The need to adjust accounts receivable
(1) Definitions: first we have to define some terms:
* Accounts receivable represent amounts owed by customers who have purchased merchandise or services on credit and who have agreed to pay within a specified period or when invoiced.
* Bad debt expenses (synonyms: bad debt expenses) represent customer amounts that are not collectible; Bad debt expenses are estimated and recorded in the balance sheet;
* Cash discounts represent amounts that can be deducted from your customers if the invoice is paid within a set period (for example, within 10 days; 2% deduction); These discounts are recorded in the income statement;
* The valuation adjustment is the record to reduce the book value of accounts receivable and recognize the expense for bad debts.
* Accounts receivable, net represent the original accounts receivable amounts after deductions for bad debt expense and cash received expense (reported on the balance sheet)
(2) Estimate of bad debt expense
The important question is: How to estimate bad debt expenses? We know they will occur, but we can only estimate the amount. Factors such as credit ratings, history of payments to other providers, general economic situation are impacting bad debt expenses. Here 3 methods are introduced
* Method 1 – Percentage of credit sales: this is a simplified assumption about the collection of all credit sales made during a period. For example, a business may estimate, based on its past experience, that 95% of its accounts receivable are collectible. The advantage of this method is its simplicity. The main disadvantage is that the time effect is not considered in a dynamic market: imagine that the assumption was 2% bad debt receivables in strong economic times. With a sudden bump in the economic environment, you begin to determine only retrospectively, that this assumption is not valid, when it turns out that your old good customers cannot pay and you may need to increase the percentage, for example, to 4% from 5%. of bad debts.

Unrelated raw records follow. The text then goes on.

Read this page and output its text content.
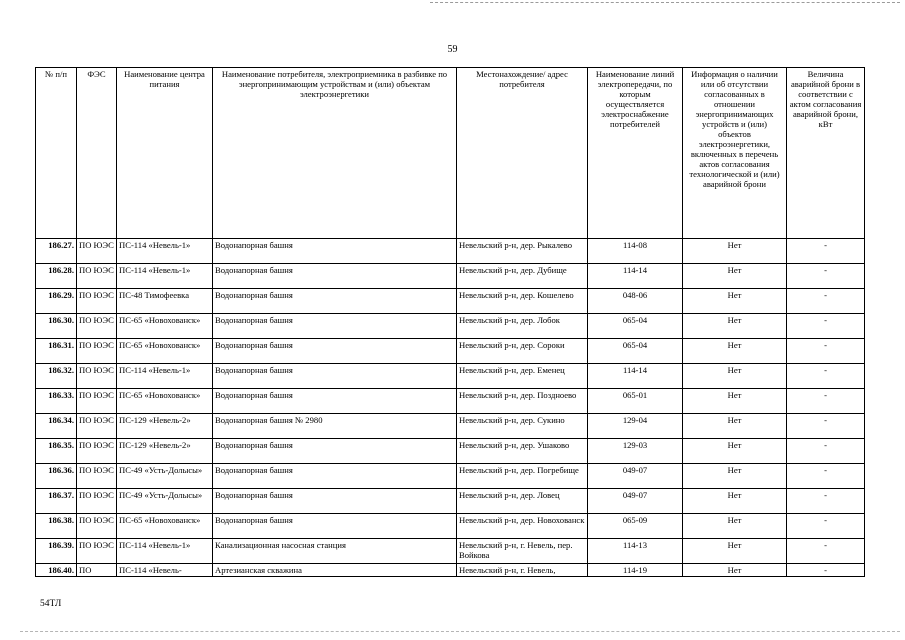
59
№ п/п	ФЭС	Наименование центра питания	Наименование потребителя, электроприемника в разбивке по энергопринимающим устройствам и (или) объектам электроэнергетики	Местонахождение/ адрес потребителя	Наименование линий электропередачи, по которым осуществляется электроснабжение потребителей	Информация о наличии или об отсутствии согласованных в отношении энергопринимающих устройств и (или) объектов электроэнергетики, включенных в перечень актов согласования технологической и (или) аварийной брони	Величина аварийной брони в соответствии с актом согласования аварийной брони, кВт
186.27.	ПО ЮЭС	ПС-114 «Невель-1»	Водонапорная башня	Невельский р-н, дер. Рыкалево	114-08	Нет	-
186.28.	ПО ЮЭС	ПС-114 «Невель-1»	Водонапорная башня	Невельский р-н, дер. Дубище	114-14	Нет	-
186.29.	ПО ЮЭС	ПС-48 Тимофеевка	Водонапорная башня	Невельский р-н, дер. Кошелево	048-06	Нет	-
186.30.	ПО ЮЭС	ПС-65 «Новохованск»	Водонапорная башня	Невельский р-н, дер. Лобок	065-04	Нет	-
186.31.	ПО ЮЭС	ПС-65 «Новохованск»	Водонапорная башня	Невельский р-н, дер. Сороки	065-04	Нет	-
186.32.	ПО ЮЭС	ПС-114 «Невель-1»	Водонапорная башня	Невельский р-н, дер. Еменец	114-14	Нет	-
186.33.	ПО ЮЭС	ПС-65 «Новохованск»	Водонапорная башня	Невельский р-н, дер. Позднoево	065-01	Нет	-
186.34.	ПО ЮЭС	ПС-129 «Невель-2»	Водонапорная башня № 2980	Невельский р-н, дер. Сукино	129-04	Нет	-
186.35.	ПО ЮЭС	ПС-129 «Невель-2»	Водонапорная башня	Невельский р-н, дер. Ушаково	129-03	Нет	-
186.36.	ПО ЮЭС	ПС-49 «Усть-Долысы»	Водонапорная башня	Невельский р-н, дер. Погребище	049-07	Нет	-
186.37.	ПО ЮЭС	ПС-49 «Усть-Долысы»	Водонапорная башня	Невельский р-н, дер. Ловец	049-07	Нет	-
186.38.	ПО ЮЭС	ПС-65 «Новохованск»	Водонапорная башня	Невельский р-н, дер. Новохованск	065-09	Нет	-
186.39.	ПО ЮЭС	ПС-114 «Невель-1»	Канализационная насосная станция	Невельский р-н, г. Невель, пер. Войкова	114-13	Нет	-
186.40.	ПО	ПС-114 «Невель-	Артезианская скважина	Невельский р-н, г. Невель,	114-19	Нет	-
54ТЛ
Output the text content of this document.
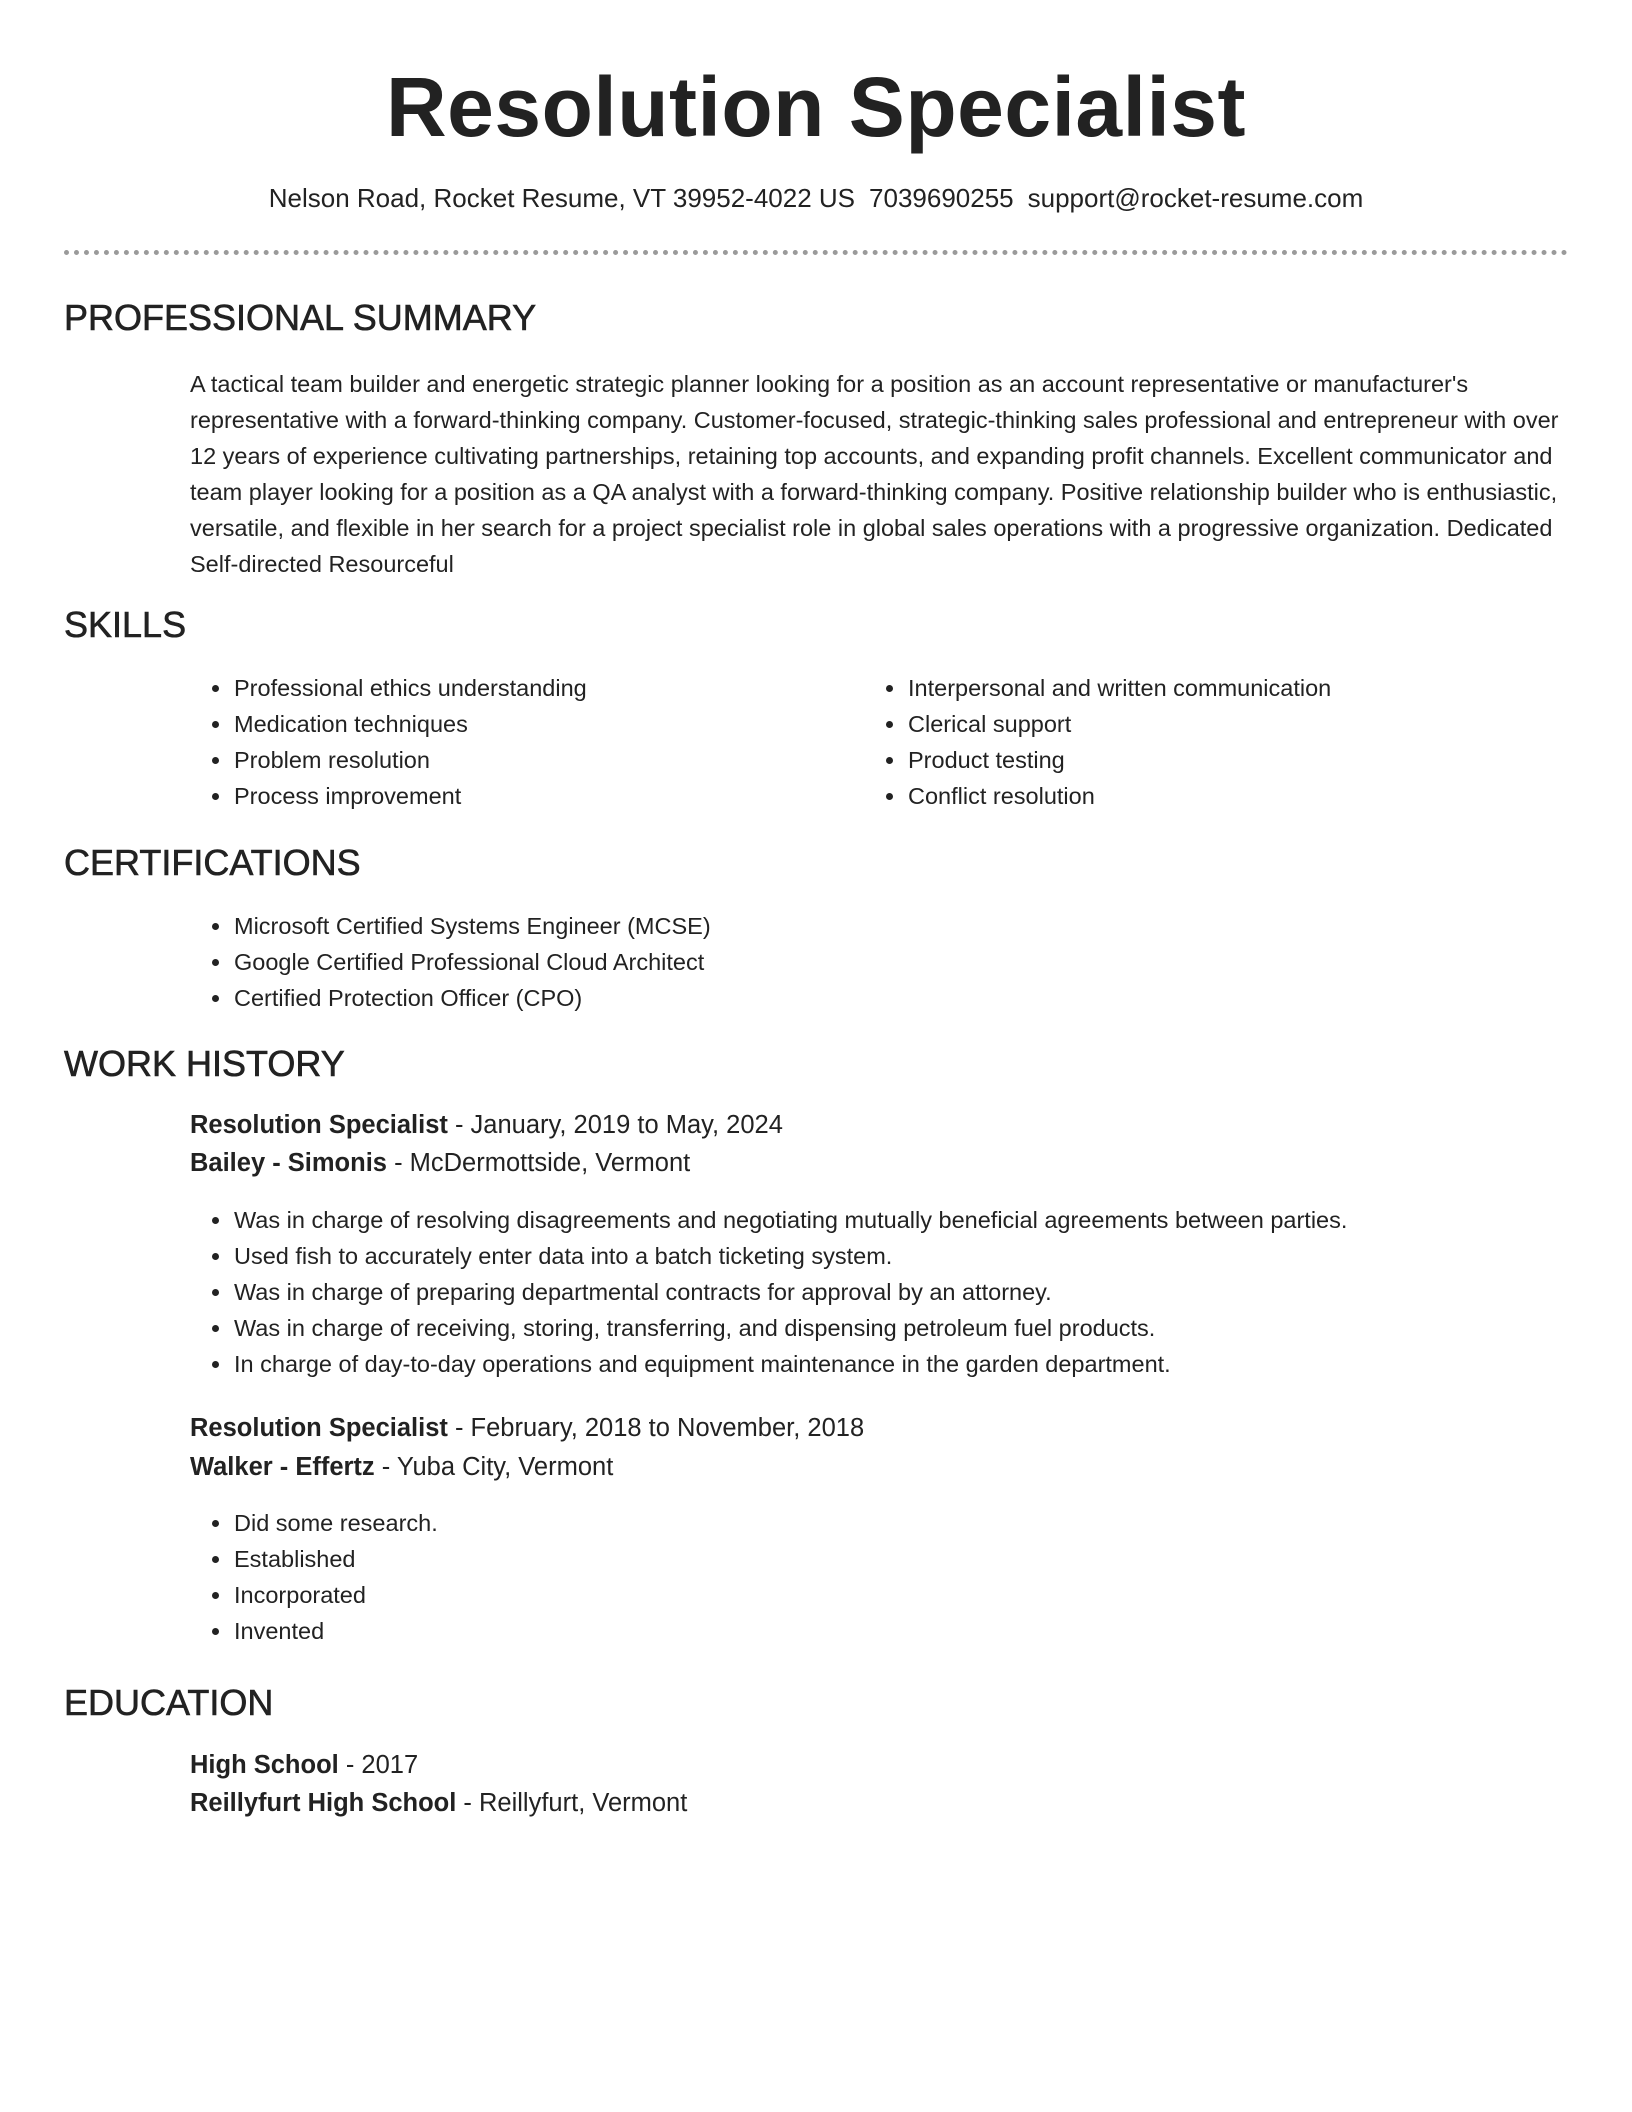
Resolution Specialist
Nelson Road, Rocket Resume, VT 39952-4022 US 7039690255 support@rocket-resume.com
PROFESSIONAL SUMMARY

A tactical team builder and energetic strategic planner looking for a position as an account representative or manufacturer's representative with a forward-thinking company. Customer-focused, strategic-thinking sales professional and entrepreneur with over 12 years of experience cultivating partnerships, retaining top accounts, and expanding profit channels. Excellent communicator and team player looking for a position as a QA analyst with a forward-thinking company. Positive relationship builder who is enthusiastic, versatile, and flexible in her search for a project specialist role in global sales operations with a progressive organization. Dedicated Self-directed Resourceful

SKILLS
• Professional ethics understanding
• Medication techniques
• Problem resolution
• Process improvement
• Interpersonal and written communication
• Clerical support
• Product testing
• Conflict resolution
CERTIFICATIONS
• Microsoft Certified Systems Engineer (MCSE)
• Google Certified Professional Cloud Architect
• Certified Protection Officer (CPO)
WORK HISTORY
Resolution Specialist - January, 2019 to May, 2024
Bailey - Simonis - McDermottside, Vermont
• Was in charge of resolving disagreements and negotiating mutually beneficial agreements between parties.
• Used fish to accurately enter data into a batch ticketing system.
• Was in charge of preparing departmental contracts for approval by an attorney.
• Was in charge of receiving, storing, transferring, and dispensing petroleum fuel products.
• In charge of day-to-day operations and equipment maintenance in the garden department.
Resolution Specialist - February, 2018 to November, 2018
Walker - Effertz - Yuba City, Vermont
• Did some research.
• Established
• Incorporated
• Invented
EDUCATION
High School - 2017
Reillyfurt High School - Reillyfurt, Vermont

* Method 2 – Aging of accounts receivable: Therefore, other companies also take time into consideration. For example, the following age categories (and their estimated collection percentage): 0-30 days (98% collection), 31-60 days (95% collection), 61-120 days (85% collection), 121-180 days (only 60% collectible). After 180 days, the accounts receivable will be turned over to a collection agency.
This would provide a more accurate forecast over the time period. In a sudden economic recession, you already recognize after 30 days (first age category) that the estimated collection percentage must be adjusted: For accounts receivable between 0 and 30 days, the collection percentage can be reduced, for example, from 98 % to 95%. Analogous to the other percentages for the different age categories: 31 to 60 days (reduction from 95% to 90%), 61 to 120 days (reduction from 85% to 75%) and a reduction of 60% at 50% for the age category. 121 to 180 days.
* Method 3 – Cancellation: The cancellation method would reduce the accounts receivable directly. It takes effect that some customers will not pay. However, it does not include which customer. And therefore, it is not GAAP.
Once the provision for bad debts is estimated (with method 1 or method 2), the net accounts receivable can be calculated: (Accounts receivable – Bad debt expense). Bad debt expense is hereby a contra asset, as it will be subtracted from Assets on the balance sheet.
(3) Cash discounts to encourage prompt payment
Cash discounts can be a method of encouraging customers to make a timely payment. For example, the customer receives a 2% discount when he pays the invoice within 10 days. Earning 2% in 10 days is a high rate of return and is therefore typically well regarded. On the other hand, it generates significant costs for the seller. The amount of the cash discount allowance can also be estimated. Once estimated, it is convenient to reduce the Accounts receivable also for this against asset.
(4) Summary: In an economic recession, the provision for bad debt expense should be adjusted. It will decrease accounts receivable and have a direct impact on profit and loss. But the sooner you start to adjust your estimation practice, the sooner you will be in a position to report the rally again.